Attorney General accuses Woyome, UT Bank of collusion
The Attorney General has accused the Receiver of defunct UT Bank, PricewaterhouseCoopers (PwC) of conniving with embattled businessman Alfred Agbesi Woyome to frustrate efforts by the state to recover the GH¢52.1 million wrongfully paid to the businessman as judgment debt.
The state is struggling to sell some identified property of the National Democratic Congress (NDC) financier which the Receiver of UT bank claims to have bought from the businessman, and another used as collateral to secure a loan in excess of GH¢9 million.
The Attorney-General (AG), Gloria Akuffo, accused Eric Nana Nipa, one of the directors of audit firm, PwC, of colluding with Alfred Woyome, to prevent the state from selling his property to defray the debt owed the state.
The AG maintained that the businessman used the said property as collateral to secure a loan in excess of GH?9million from the bank months after the bank claimed to have bought the property.
Houses located at Trassaco Valley Estates and Accra New Town is the property identified by the state for confiscation to recover the money.
The Supreme Court, in July this year, set October 15, 2018, to hear oral arguments from embattled businessman Alfred Agbesi Woyome, UT Bank, the AG and one Abena Akyea, on matters relating to some property belonging to the businessman.
There were claims that some of the property do not belong to him, which thwarted efforts by the state to confiscate them.
In furtherance of that, the apex court ordered defunct UT Bank and one Abena Akyea to prove that the said property belonged to them.
The Receiver of UT Bank, Eric Nana Nipa, in his witness statement to the apex court, averred that the bank acquired the property from Mr. Woyome on April 5, 2013 and May 13, 2014 respectively.
He claimed the property at Accra Newtown was used by the businessman as collateral to secure a loan in excess of GH¢9 million from the bank.
Mr. Nipa further averred that Mr. Woyome’s company is yet to repay the loan, thereby making it difficult for the bank to pay its depositors and other creditors.
But the Office of the Attorney General has refuted the assertions by the Receiver that the bank bought the property.
According to the AG, the businessman used those property to secure a loan in excess of GH¢9 million from the bank months after the bank claimed to have bought them.
The state, in a witness statement, observed that the claims by the Receiver of the bank cannot be true, saying the bank allowed Mr. Woyome to use the Trassaco Valley Estate property to secure a loan on May 13, 2014, eleven months after the bank purportedly bought the property.

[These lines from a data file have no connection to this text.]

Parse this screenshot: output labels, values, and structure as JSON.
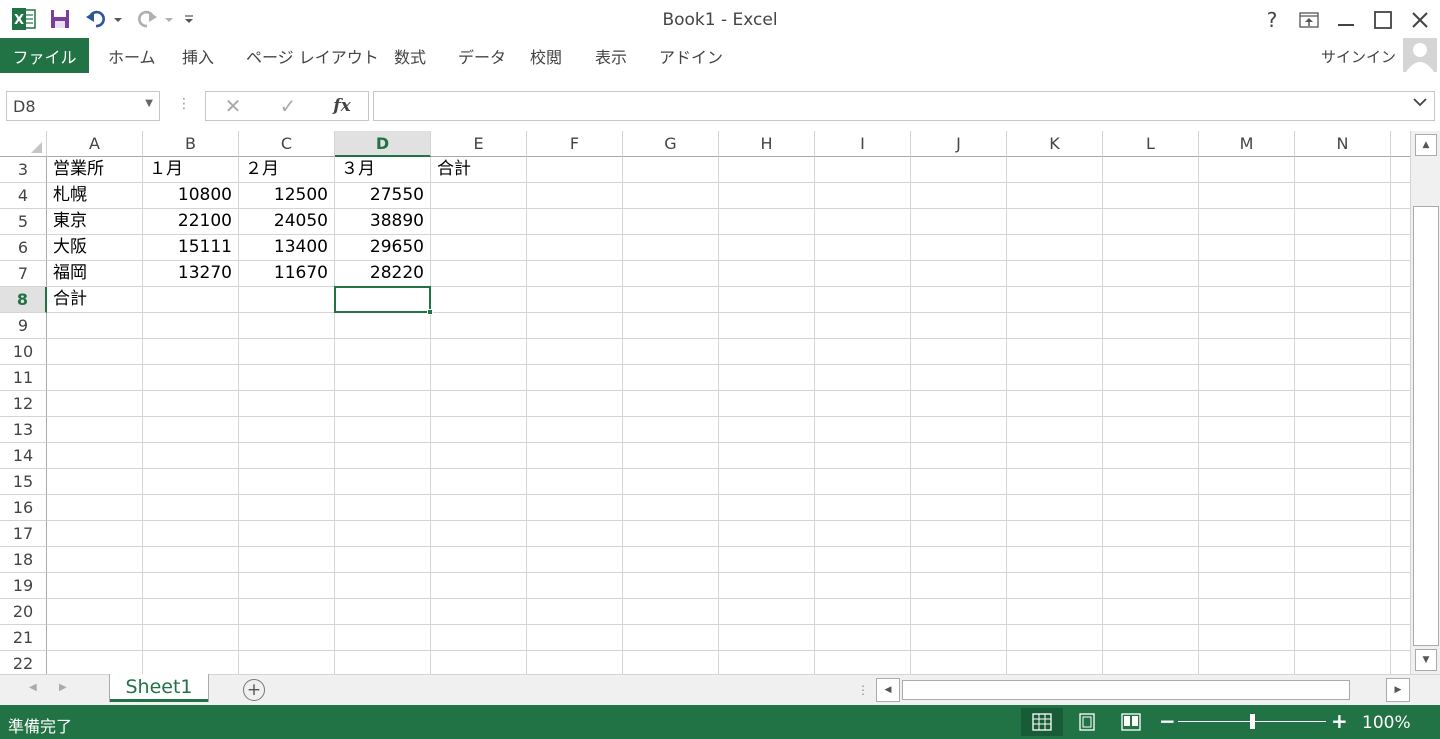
{
  "window": {
    "title": "Book1 - Excel",
    "help": "?",
    "minimize": "—",
    "maximize": "☐",
    "close": "✕"
  },
  "ribbon": {
    "file_tab": "ファイル",
    "tabs": [
      "ホーム",
      "挿入",
      "ページ レイアウト",
      "数式",
      "データ",
      "校閲",
      "表示",
      "アドイン"
    ],
    "signin": "サインイン"
  },
  "formula_bar": {
    "name_box": "D8",
    "cancel_glyph": "✕",
    "enter_glyph": "✓",
    "fx_label": "fx",
    "formula": ""
  },
  "grid": {
    "columns": [
      "A",
      "B",
      "C",
      "D",
      "E",
      "F",
      "G",
      "H",
      "I",
      "J",
      "K",
      "L",
      "M",
      "N"
    ],
    "selected_column": "D",
    "rows": [
      {
        "num": "3",
        "cells": [
          "営業所",
          "１月",
          "２月",
          "３月",
          "合計"
        ]
      },
      {
        "num": "4",
        "cells": [
          "札幌",
          "10800",
          "12500",
          "27550",
          ""
        ]
      },
      {
        "num": "5",
        "cells": [
          "東京",
          "22100",
          "24050",
          "38890",
          ""
        ]
      },
      {
        "num": "6",
        "cells": [
          "大阪",
          "15111",
          "13400",
          "29650",
          ""
        ]
      },
      {
        "num": "7",
        "cells": [
          "福岡",
          "13270",
          "11670",
          "28220",
          ""
        ]
      },
      {
        "num": "8",
        "cells": [
          "合計",
          "",
          "",
          "",
          ""
        ]
      },
      {
        "num": "9",
        "cells": []
      },
      {
        "num": "10",
        "cells": []
      },
      {
        "num": "11",
        "cells": []
      },
      {
        "num": "12",
        "cells": []
      },
      {
        "num": "13",
        "cells": []
      },
      {
        "num": "14",
        "cells": []
      },
      {
        "num": "15",
        "cells": []
      },
      {
        "num": "16",
        "cells": []
      },
      {
        "num": "17",
        "cells": []
      },
      {
        "num": "18",
        "cells": []
      },
      {
        "num": "19",
        "cells": []
      },
      {
        "num": "20",
        "cells": []
      },
      {
        "num": "21",
        "cells": []
      },
      {
        "num": "22",
        "cells": []
      }
    ],
    "selected_row": "8"
  },
  "sheets": {
    "tabs": [
      "Sheet1"
    ],
    "add_glyph": "+"
  },
  "status": {
    "text": "準備完了",
    "zoom_minus": "−",
    "zoom_plus": "+",
    "zoom": "100%",
    "zoom_fraction": 0.5
  },
  "colors": {
    "accent": "#217346"
  }
}
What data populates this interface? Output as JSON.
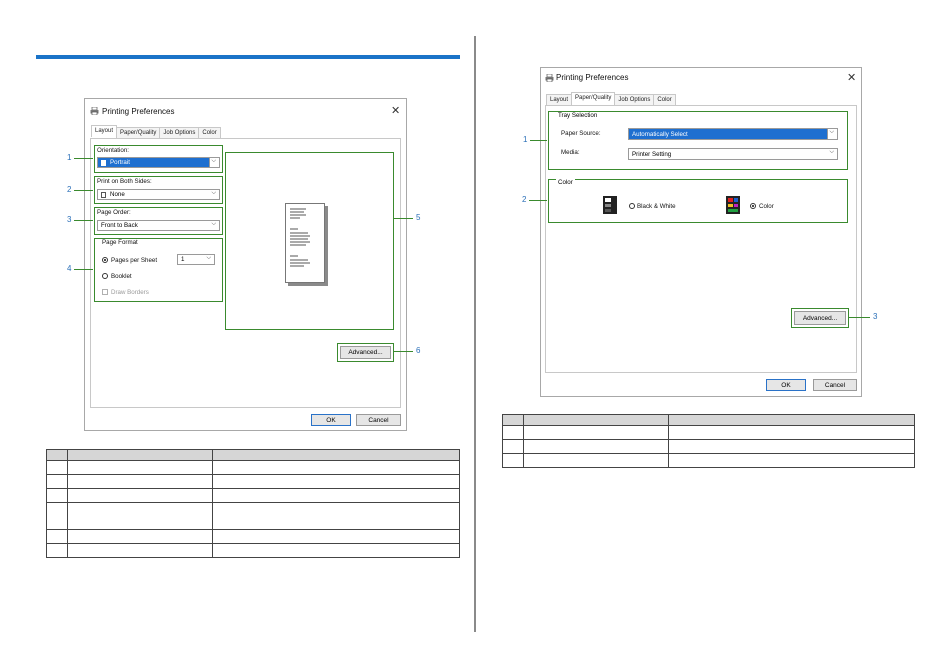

“The acceptance of plot number 267, Trassaco Estates Accra as collateral for a loan given by UT Bank to Mr. Woyome shows that to the knowledge of the bank, it never in truth and fact acquired plot number 267,” the state argued.
It said claims by the bank on the acquisition of the property located at Trassaco Estates cannot be true as “the same property was used by Mr. Woyome as a security for a loan given by the bank on May 13, 2014.”
The state’s witness statement signed by Stella Badu, a chief state attorney, revealed that claims by the Receiver are products of collusion between Mr. Woyome and UT Bank and “merely evidence of adroit but wicked machinations by Alfred Woyome to deny efforts by the state to enforce a judgment in this suit.”
“The purported deed of mortgage of the offer of a loan was made in anticipation of the review judgment in the suit, which was barely a month away,” it added.
With regard to the property at Accra Newtown, the chief state attorney stated that claims of ownership by private citizens, Abena Akyea and Eric Akuamoah and Godfred Opare-Djan, are completely false.
“The Attorney General will, in cross-examination, expose the falsity and dubiety of the claims,” the witness statement of the state added.
Meanwhile, the Supreme Court, presided over by a single judge, Justice Alfred A. Benin, ordered lawyer for UT Bank to produce his client for oral examinations and cross-examination by the state in respect of the ownership of the property.
All the processes as directed by the court had been filed by all the parties involved, and Mr. Nipa was expected to mount the witness box to give evidence.
But when the case was called he was nowhere to be found, and his lawyer, J.A. Akuaku Jnr, told the court that he was not aware the oral examination would begin immediately.
He said he thought the court would give further directions on the matter after the filing processes.
When reminded that the case was scheduled for hearing, he told the court that his client had travelled and prayed the court for a brief adjournment to enable him appear before court.
The presiding judge, who was not impressed, bemoaned the delay in the case and directed the lawyer to tell his client to come to court every Monday until the case is determined.
Deputy Attorney General, Godfred Yeboah Dame, indicated that the state has identified five property belonging to Woyome each worth about $1.5 million.
He hinted that the state would stop at nothing to recoup the money from Mr. Woyome, saying no amount of delay tactics employed by the embattled businessman would stop the state from getting back the money he fraudulently received as judgment debt.